The Wednesday Play: Cathy Come Home (1966)
Season 6, Episode 3
Ken Loach: the Leni Riefenstahl of the left
24 May 2007
Warning: Spoilers
Limau, the last person to comment on this film , writes that Britain has the highest incidence of teenage pregnancy in the Western World. In fact, the teen pregnancy rate in the U.S. is twice that of any other industrialised nation. Check it out for yourself with Google.

And now, back to the film. Like Limau, I disagreed heartily with a lot of the film's message: that unrestricted breeding is cool; that children are sweet and nice and no-one should mind looking after other people's; and that the posher your accent, the more cruel and evil you are. I thought it was shockingly unsubtle propaganda. I found myself thinking afterward that Britain needs both a better housing system and a one-child policy.

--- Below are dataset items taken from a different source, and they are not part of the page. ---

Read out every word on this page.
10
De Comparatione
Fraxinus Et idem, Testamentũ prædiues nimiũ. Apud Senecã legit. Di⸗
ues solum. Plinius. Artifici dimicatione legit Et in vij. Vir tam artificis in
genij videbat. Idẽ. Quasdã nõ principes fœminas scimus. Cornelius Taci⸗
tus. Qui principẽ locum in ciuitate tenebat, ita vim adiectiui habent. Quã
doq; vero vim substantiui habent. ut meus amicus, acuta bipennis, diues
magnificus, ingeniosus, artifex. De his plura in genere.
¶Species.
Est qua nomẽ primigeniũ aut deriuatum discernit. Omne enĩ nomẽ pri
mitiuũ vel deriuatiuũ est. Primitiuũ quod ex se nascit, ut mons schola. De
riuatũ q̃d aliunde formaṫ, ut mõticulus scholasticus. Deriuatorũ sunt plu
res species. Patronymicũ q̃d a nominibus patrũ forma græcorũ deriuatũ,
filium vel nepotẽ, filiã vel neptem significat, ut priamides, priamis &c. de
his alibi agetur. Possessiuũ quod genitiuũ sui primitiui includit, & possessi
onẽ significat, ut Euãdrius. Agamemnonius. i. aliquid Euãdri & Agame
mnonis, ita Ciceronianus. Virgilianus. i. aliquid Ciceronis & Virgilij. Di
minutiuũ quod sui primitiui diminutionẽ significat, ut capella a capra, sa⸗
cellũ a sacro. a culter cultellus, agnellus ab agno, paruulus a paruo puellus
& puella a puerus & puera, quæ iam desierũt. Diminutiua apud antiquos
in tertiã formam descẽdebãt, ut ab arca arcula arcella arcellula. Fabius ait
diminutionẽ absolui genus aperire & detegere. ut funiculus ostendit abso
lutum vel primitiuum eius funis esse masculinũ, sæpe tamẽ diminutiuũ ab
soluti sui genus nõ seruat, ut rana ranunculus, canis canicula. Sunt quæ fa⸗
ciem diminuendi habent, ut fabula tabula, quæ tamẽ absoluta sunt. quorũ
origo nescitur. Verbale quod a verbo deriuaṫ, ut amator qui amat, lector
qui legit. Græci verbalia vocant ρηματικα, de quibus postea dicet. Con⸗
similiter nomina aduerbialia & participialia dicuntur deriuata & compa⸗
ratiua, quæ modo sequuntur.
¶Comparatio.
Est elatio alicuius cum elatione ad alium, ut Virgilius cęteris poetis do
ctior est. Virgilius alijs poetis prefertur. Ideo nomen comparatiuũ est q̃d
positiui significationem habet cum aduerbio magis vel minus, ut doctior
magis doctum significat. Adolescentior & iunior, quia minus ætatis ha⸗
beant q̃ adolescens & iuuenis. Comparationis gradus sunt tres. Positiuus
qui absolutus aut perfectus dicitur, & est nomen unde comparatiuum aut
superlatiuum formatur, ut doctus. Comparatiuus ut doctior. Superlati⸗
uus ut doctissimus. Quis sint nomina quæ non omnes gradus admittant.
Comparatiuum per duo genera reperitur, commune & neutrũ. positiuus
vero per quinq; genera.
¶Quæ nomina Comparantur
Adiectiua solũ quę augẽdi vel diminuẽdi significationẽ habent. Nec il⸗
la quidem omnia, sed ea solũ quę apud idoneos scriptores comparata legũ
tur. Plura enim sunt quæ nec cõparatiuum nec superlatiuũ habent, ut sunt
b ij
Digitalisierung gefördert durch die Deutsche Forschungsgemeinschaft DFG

But what a film! More than forty years later its naturalistic style still has unobservant people thinking it's a documentary. That may not be such a good thing, but it says a lot for the direction. It's also beautiful to watch, despite the ugliness of its theme. Its hand- held- camera-work manages to be both clever and unobtrusive (watch when the family enters their new caravan for the first time). This film was made more than 40 years ago and, technically, it stamps all over a lot of much more expensive, much more recent films.

As for the content, all the horrible things done to the homeless in the film really did happen to real people in the preceding years, and the film did a great deed in documenting them.

It might have been a stronger film if it hadn't gone along with the myth that children are always quiet and cute and people who don't welcome them into their homes with open arms must be right bastards. If children weren't so inclined to be noisy and messy and unpredictable and demanding and expensive then the issue wouldn't be as serious. However, if the film had been less wholeheartedly sympathetic towards poverty-stricken breeders it might not have had the effect on the British public that it did. I guess most people like to see a bit of themselves in sweet, gormless Cathy and Reg. Everybody should see this film. It's important on several levels. But don't see it when you're feeling down and try not to get all bent out of shape, as Limau and I did, by its unequivocally bleeding-heart message.